Preparing the payments ecosystem for its agentic commerce role is critical. Not only are more consumers aware of AI (Pew Center data says only 5% of consumers know nothing at all about AI), merchants want to ensure consumers can pay in any option they choose.
At the heart of all this is trust.
Trust and control is central to ACE kit and how AmEx will approach agentic commerce in general, Gebb says. “The industry has been grappling with the notion of acquisitions on behalf of humans,” he says. “Trust and security is at the center of it all.”
That’s why, in addition to the tool for software developers, AmEx also launched the Agent Purchase Protection program, which will help AmEx cardholders resolve possible registered agent purchase errors.
Because AmEx is the issuer, network and acquirer, these services can be tightly integrated, Gebb says. That should produce a competitive advantage for the card brand, such as making it easier to manage challenges agentic commerce might present.
Gebb says the two services will work together to give its estimated 34 million U.S. cardholders (according to an Amex digital ads Web page) confidence and clarity so they can step into agentic commerce.
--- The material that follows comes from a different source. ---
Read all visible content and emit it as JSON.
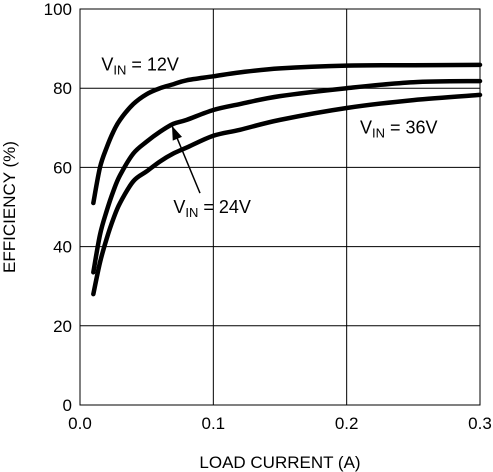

The services also could reduce chargebacks and other problems, too, he says.
The payoff for AmEx cardholders is that confidence. “We want consumers to feel confident that they can transact this way and we have their back,” Gebb says.
The ACE Developer Kit is one part of the AmEx agentic-commerce approach. Two other components are ensuring its products, such as Resy restaurant booking and, eventually, Amex Offers and American Express Travel, are discoverable and actionable in AI platforms, and creating proprietary AI-enabled services across its owned platforms to help its card members in their relationships with the card company.
Amex isn’t alone in the program. Initial supporting payments partners include Adyen, Fiserv, Forter, Global Payments, PayPal, and Stripe. Merchant partners include Delta, Expedia, and Hilton.